Dearest Blog: Yesterday it was off to Marquee Cinemas for a double-bill of Miss Peregrine's Home for Peculiar Children and Deepwater Horizon. Spoiler level here will be mild, nothing you wouldn't know from the trailers or perhaps the news. 
First up: Miss Peregrine's Home for Peculiar Children. Some characters straight out of his grandfather's bedtime stories turn a young man's ordinary existence upside-down. It goes without saying that a story with "peculiar" in the title is ideally suited to director Tim Burton. All of Burton's more recent projects have earned critical ire (mostly deserved), and, if Miss Peregrine isn't quite the Burton of old, at least it seems to be a step in the right direction. 
The film boasts glorious production design, some lovely set pieces, and stunning locations; Burton has not lost his ability to find beauty in even the strangest and most macabre things. Colleen Atwood's costumes and a wonderful score by Michael Higham and Matthew Margeson perfectly compliment the eerie atmosphere. 
Unfortunately, though the story is compelling, the movie seems to crawl along at a snail's pace. There's too little of the stellar Eva Green (who was born for this role), and too much of the bland child cast. 
Asa Butterfield is perfectly dreadful in the lead; he might as well have been reading from cards. Nothing points to 3D being a worthwhile investment on this one, aside from the fact that, in 2D, the movie's often too dark to see what's happening. Miss Peregrine's Home for Peculiar Children clocks in at 127 minutes and is rated PG13 for "intense sequences of fantasty action/violence, and peril." Miss Peregrine's Home for Peculiar Children is visually impressive enough to earn your big-screen dollars, but, sadly it's also something no idea so magical should ever be: kinda boring. 
Of a possible nine Weasleys, Miss Peregrine's Home for Peculiar children gets five. 
Fangirl points: Keep your eyes open for a rare and delightful Tim Burton cameo! 
Next up, the based-on-true-events tale of Deepwater Horizon. 
An explosion on a free-floating offshore drilling rig has disastrous consequences. Dear reader(s), Deepwater Horizon is one of those movies whose trailer was so ubiquitous and irritating that I worried the movie wouldn't have a chance of overcoming it, but I'm pleased to report my concern was mostly unfounded. 

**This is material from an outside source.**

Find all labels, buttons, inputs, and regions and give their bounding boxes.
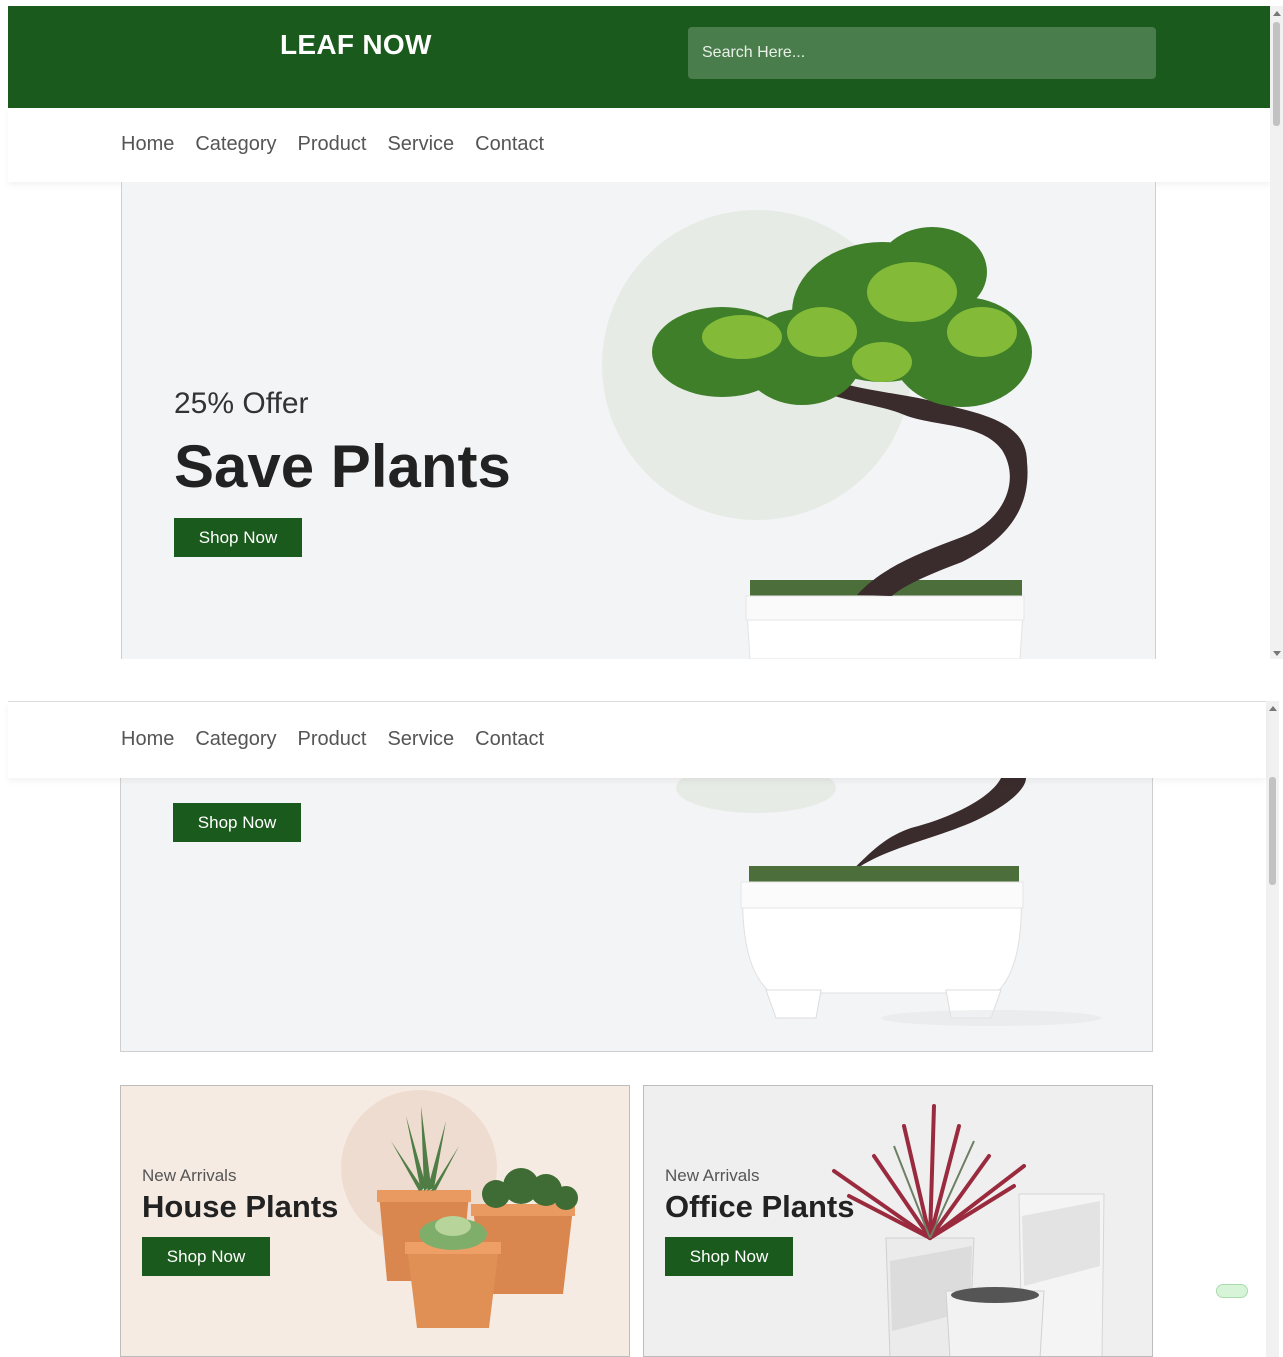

Mark Wahlberg stars as Mike Williams, a technician on the rig who is central to this telling of the story. We're introduced to his insufferably cutesy wife and daughter (Kate Hudson and Stella Allen), then to most of the rig's crew through his eyes, giving viewers just enough of each person to make sure they'll be acceptably sad for the unlucky ones. 

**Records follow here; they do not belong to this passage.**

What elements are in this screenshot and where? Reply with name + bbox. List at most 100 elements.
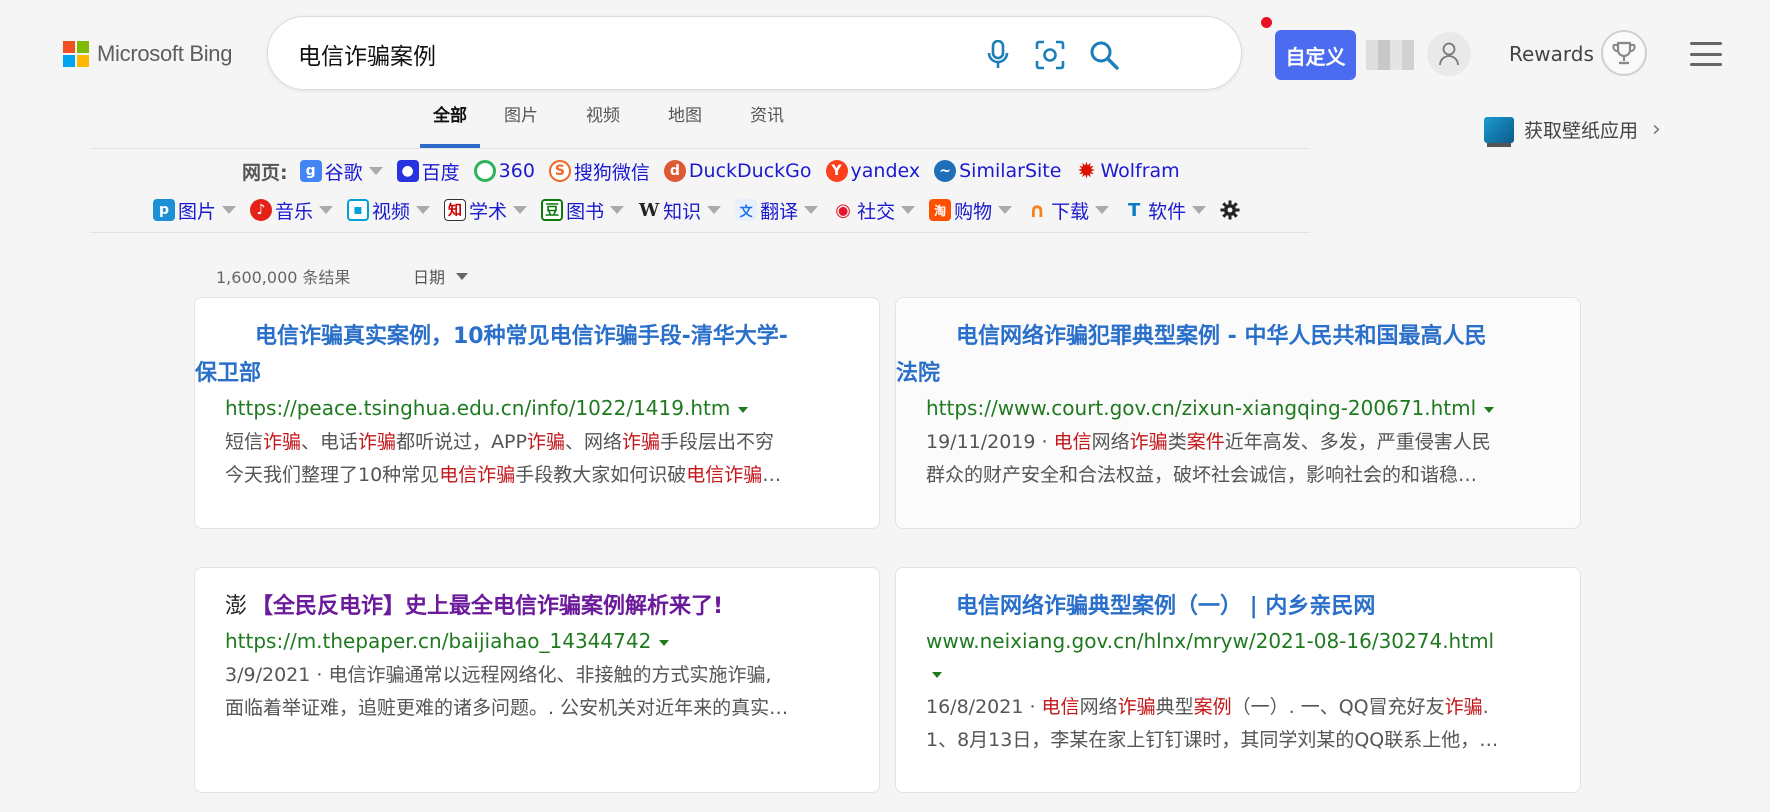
chevron-down-icon[interactable] [319, 206, 334, 214]
ext-video[interactable]: ▪ 视频 [347, 197, 431, 224]
result-title-link[interactable]: 澎【全民反电诈】史上最全电信诈骗案例解析来了! [225, 588, 851, 625]
baidu-icon: ● [396, 160, 419, 182]
customize-button[interactable]: 自定义 [1275, 30, 1356, 80]
bing-wallpaper-icon [1484, 116, 1514, 147]
ext-pictures[interactable]: p 图片 [153, 197, 237, 224]
tab-maps[interactable]: 地图 [644, 104, 726, 148]
result-url[interactable]: https://peace.tsinghua.edu.cn/info/1022/… [225, 392, 851, 424]
ext-google[interactable]: g 谷歌 [299, 158, 383, 185]
ext-shopping[interactable]: 淘 购物 [929, 197, 1013, 224]
snippet-text: 近年高发、多发，严重侵害人民 [1224, 431, 1491, 453]
snippet-highlight: 诈骗 [358, 431, 397, 453]
result-title-link[interactable]: 电信网络诈骗典型案例（一） | 内乡亲民网 [926, 588, 1552, 625]
result-snippet: 3/9/2021 · 电信诈骗通常以远程网络化、非接触的方式实施诈骗, 面临着举… [225, 659, 851, 725]
rewards-link[interactable]: Rewards [1509, 42, 1594, 66]
chevron-down-icon[interactable] [513, 206, 528, 214]
chevron-down-icon[interactable] [804, 206, 819, 214]
visual-search-icon[interactable] [1032, 37, 1068, 73]
ext-download[interactable]: ∩ 下载 [1026, 197, 1110, 224]
weibo-icon: ◉ [835, 199, 851, 221]
result-url[interactable]: https://m.thepaper.cn/baijiahao_14344742 [225, 625, 851, 657]
result-title-link[interactable]: 电信诈骗真实案例，10种常见电信诈骗手段-清华大学- 保卫部 [195, 318, 851, 392]
snippet-text: 今天我们整理了10种常见 [225, 464, 440, 486]
result-url-text: https://m.thepaper.cn/baijiahao_14344742 [225, 629, 652, 653]
date-filter-label: 日期 [413, 268, 446, 287]
yandex-icon: Y [825, 160, 848, 182]
download-icon: ∩ [1029, 198, 1046, 222]
ext-baidu-label: 百度 [421, 161, 460, 184]
chevron-down-icon[interactable] [707, 206, 722, 214]
ext-software[interactable]: T 软件 [1123, 197, 1207, 224]
result-url[interactable]: https://www.court.gov.cn/zixun-xiangqing… [926, 392, 1552, 424]
ext-wolfram[interactable]: ✹ Wolfram [1075, 159, 1179, 184]
ext-sogou[interactable]: S 搜狗微信 [548, 158, 650, 185]
ext-music[interactable]: ♪ 音乐 [250, 197, 334, 224]
result-title-link[interactable]: 电信网络诈骗犯罪典型案例 - 中华人民共和国最高人民 法院 [896, 318, 1552, 392]
wallpaper-label: 获取壁纸应用 [1524, 120, 1639, 142]
date-filter[interactable]: 日期 [413, 264, 469, 288]
avatar[interactable] [1427, 32, 1471, 76]
ext-baidu[interactable]: ● 百度 [396, 158, 460, 185]
result-card: 电信网络诈骗典型案例（一） | 内乡亲民网 www.neixiang.gov.c… [895, 567, 1581, 793]
snippet-highlight: 诈骗 [1444, 696, 1483, 718]
chevron-down-icon[interactable] [222, 206, 237, 214]
snippet-text: 短信 [225, 431, 264, 453]
chevron-down-icon[interactable] [1095, 206, 1110, 214]
ext-similarsite-label: SimilarSite [959, 160, 1062, 182]
snippet-highlight: 电信诈骗 [686, 464, 763, 486]
ext-360[interactable]: 360 [473, 160, 535, 182]
snippet-highlight: 案例 [1193, 696, 1232, 718]
tab-images[interactable]: 图片 [480, 104, 562, 148]
extension-category-row: p 图片 ♪ 音乐 ▪ 视频 知 学术 豆 图书 W 知识 文 翻译 ◉ 社交 … [153, 196, 1248, 224]
snippet-text: 3/9/2021 · 电信诈骗通常以远程网络化、非接触的方式实施诈骗, [225, 664, 772, 686]
software-icon: T [1128, 199, 1141, 221]
rewards-trophy-icon[interactable] [1601, 30, 1647, 76]
ext-books[interactable]: 豆 图书 [541, 197, 625, 224]
search-input[interactable] [298, 35, 998, 73]
snippet-text: 典型 [1155, 696, 1194, 718]
wallpaper-app-link[interactable]: 获取壁纸应用 › [1484, 116, 1661, 147]
tab-news[interactable]: 资讯 [726, 104, 808, 148]
book-icon: 豆 [541, 199, 564, 221]
chevron-down-icon[interactable] [901, 206, 916, 214]
ext-shopping-label: 购物 [954, 200, 993, 223]
ext-translate[interactable]: 文 翻译 [735, 197, 819, 224]
ext-duckduckgo[interactable]: d DuckDuckGo [663, 160, 812, 182]
chevron-down-icon[interactable] [659, 639, 670, 646]
user-name-blurred[interactable] [1366, 40, 1414, 70]
search-icon[interactable] [1086, 37, 1122, 73]
result-card: 电信网络诈骗犯罪典型案例 - 中华人民共和国最高人民 法院 https://ww… [895, 297, 1581, 529]
ext-row-label: 网页: [242, 161, 288, 184]
result-title-line: 【全民反电诈】史上最全电信诈骗案例解析来了! [251, 594, 724, 619]
snippet-text: 手段教大家如何识破 [515, 464, 687, 486]
snippet-text: 网络 [1079, 696, 1118, 718]
chevron-down-icon[interactable] [368, 167, 383, 175]
search-tabs: 全部 图片 视频 地图 资讯 [420, 104, 808, 148]
snippet-text: 面临着举证难，追赃更难的诸多问题。. 公安机关对近年来的真实… [225, 697, 789, 719]
chevron-right-icon: › [1652, 117, 1661, 142]
chevron-down-icon[interactable] [932, 671, 942, 678]
bing-logo[interactable]: Microsoft Bing [63, 40, 232, 68]
tab-videos[interactable]: 视频 [562, 104, 644, 148]
settings-gear[interactable] [1220, 200, 1240, 220]
chevron-down-icon[interactable] [998, 206, 1013, 214]
search-box [267, 16, 1242, 90]
chevron-down-icon[interactable] [1192, 206, 1207, 214]
snippet-line: 面临着举证难，追赃更难的诸多问题。. 公安机关对近年来的真实… [225, 692, 851, 725]
chevron-down-icon[interactable] [416, 206, 431, 214]
thepaper-favicon-icon: 澎 [225, 594, 248, 619]
ext-academic[interactable]: 知 学术 [444, 197, 528, 224]
tab-all[interactable]: 全部 [420, 104, 480, 148]
menu-icon[interactable] [1690, 42, 1722, 66]
ext-social[interactable]: ◉ 社交 [832, 197, 916, 224]
chevron-down-icon[interactable] [1484, 406, 1495, 413]
ext-yandex[interactable]: Y yandex [825, 160, 920, 182]
ext-similarsite[interactable]: ~ SimilarSite [934, 160, 1061, 182]
result-title-line: 法院 [896, 361, 941, 386]
result-url[interactable]: www.neixiang.gov.cn/hlnx/mryw/2021-08-16… [926, 625, 1552, 689]
chevron-down-icon[interactable] [738, 406, 749, 413]
microphone-icon[interactable] [980, 37, 1016, 73]
ext-knowledge[interactable]: W 知识 [638, 197, 722, 224]
divider [90, 148, 1310, 149]
chevron-down-icon[interactable] [610, 206, 625, 214]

The supporting cast has a fair few familiar faces: Kurt Russell, John Malkovich, and my celebrity boyfriend (per a super-scientific Buzzfeed quiz) Dylan O'Brien. There's enough setup to make it clear who're the Good Guys and the Bad Guys, and then--BOOM!--disaster. 
The film doesn't waste too much time getting there and, to its credit, moves along nicely throughout. The bulk of the picture plays out as the rig's situation deteriorates and crew members try to save themselves and others. Deepwater Horizon does a perfect 180 from its advertising, showing individuals behaving heroically, minus the frustrating chest-thumping vibe of the trailer. 

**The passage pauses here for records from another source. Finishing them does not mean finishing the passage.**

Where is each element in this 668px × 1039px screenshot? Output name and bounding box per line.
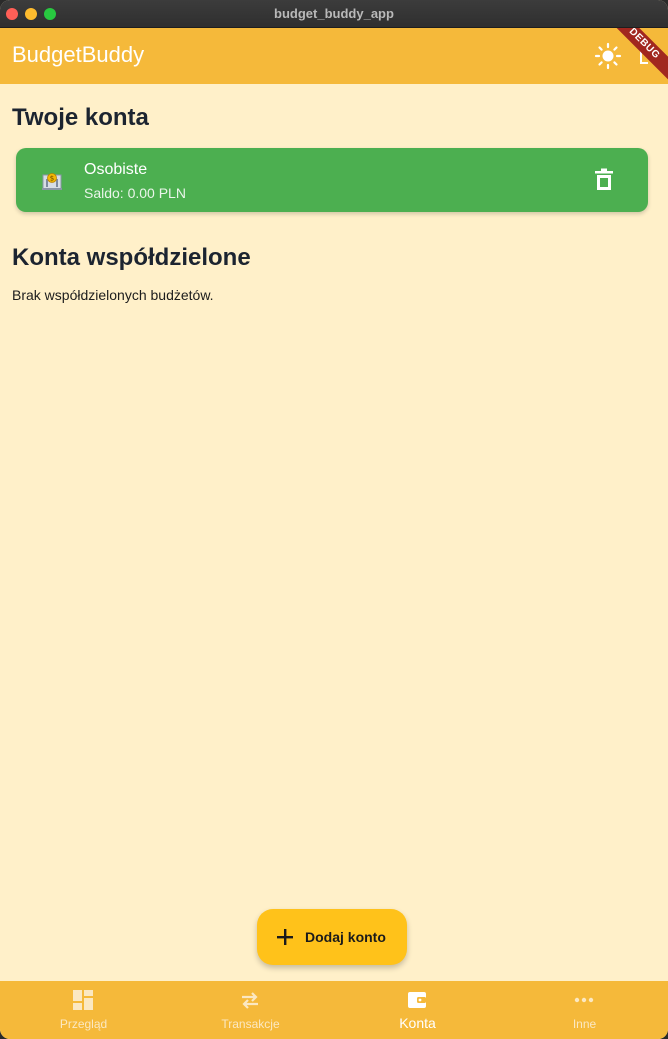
svg-text:$: $ bbox=[50, 175, 54, 183]
nav-item-more[interactable]: Inne bbox=[501, 981, 668, 1039]
sun-icon[interactable] bbox=[594, 42, 622, 70]
wallet-icon bbox=[408, 992, 426, 1008]
title-bar: budget_buddy_app bbox=[0, 0, 668, 28]
account-balance: Saldo: 0.00 PLN bbox=[84, 185, 186, 201]
own-accounts-title: Twoje konta bbox=[12, 104, 149, 131]
add-account-button[interactable]: Dodaj konto bbox=[257, 909, 407, 965]
account-card[interactable]: $ Osobiste Saldo: 0.00 PLN bbox=[16, 148, 648, 212]
bank-icon: $ bbox=[42, 173, 62, 190]
nav-label-transactions: Transakcje bbox=[221, 1017, 280, 1031]
nav-label-accounts: Konta bbox=[399, 1015, 436, 1031]
shared-empty-message: Brak współdzielonych budżetów. bbox=[12, 287, 214, 303]
app-title: BudgetBuddy bbox=[12, 42, 145, 67]
bottom-navigation: Przegląd Transakcje Konta Inne bbox=[0, 981, 668, 1039]
delete-icon[interactable] bbox=[594, 168, 614, 192]
nav-item-overview[interactable]: Przegląd bbox=[0, 981, 167, 1039]
app-window: budget_buddy_app BudgetBuddy DEBUG Twoje… bbox=[0, 0, 668, 1039]
dashboard-icon bbox=[73, 990, 93, 1010]
plus-icon bbox=[277, 929, 293, 945]
app-bar: BudgetBuddy DEBUG bbox=[0, 28, 668, 84]
add-account-label: Dodaj konto bbox=[305, 929, 386, 945]
accounts-screen: Twoje konta $ Osobiste Saldo: 0.00 PLN K… bbox=[0, 84, 668, 981]
more-icon bbox=[574, 997, 594, 1003]
swap-icon bbox=[242, 992, 258, 1009]
window-title: budget_buddy_app bbox=[274, 6, 394, 21]
nav-item-transactions[interactable]: Transakcje bbox=[167, 981, 334, 1039]
nav-label-more: Inne bbox=[572, 1017, 597, 1031]
nav-item-accounts[interactable]: Konta bbox=[334, 981, 501, 1039]
shared-accounts-title: Konta współdzielone bbox=[12, 244, 251, 271]
account-name: Osobiste bbox=[84, 161, 148, 178]
nav-label-overview: Przegląd bbox=[59, 1017, 108, 1031]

The movie's disaster effects are spectacular, with sound mixing and editing in particular deserving full marks. It's a bit dark and jiggly at times, but that only adds to viewers' ability to share the terror the folks aboard that rig must have felt. 
Two small and random quibbles: Did Williams' wife really take time to do her nails over the course of these harrowing hours? 
They're pink the whole movie, then a French manicure when she and their daughter reconnect with him at the hotel following the rescue. Also, looking at photos of the crew next to the actors portraying them, I'm thinking my wish to have Beyonce star in the story of my life isn't so unrealistic after all.
Deepwater Horizon runs 107 minutes and is rated PG13 for "prolonged, intense disaster sequences and related disturbing images, and brief strong language." 

Deepwater Horizon might have been better suited to summer's action season than to awards season, but it's an edge-of-your-seat tale that hopefully will make the world more cautious and aware going forward. 
Of a possible nine Weasleys, Deepwater Horizon gets six.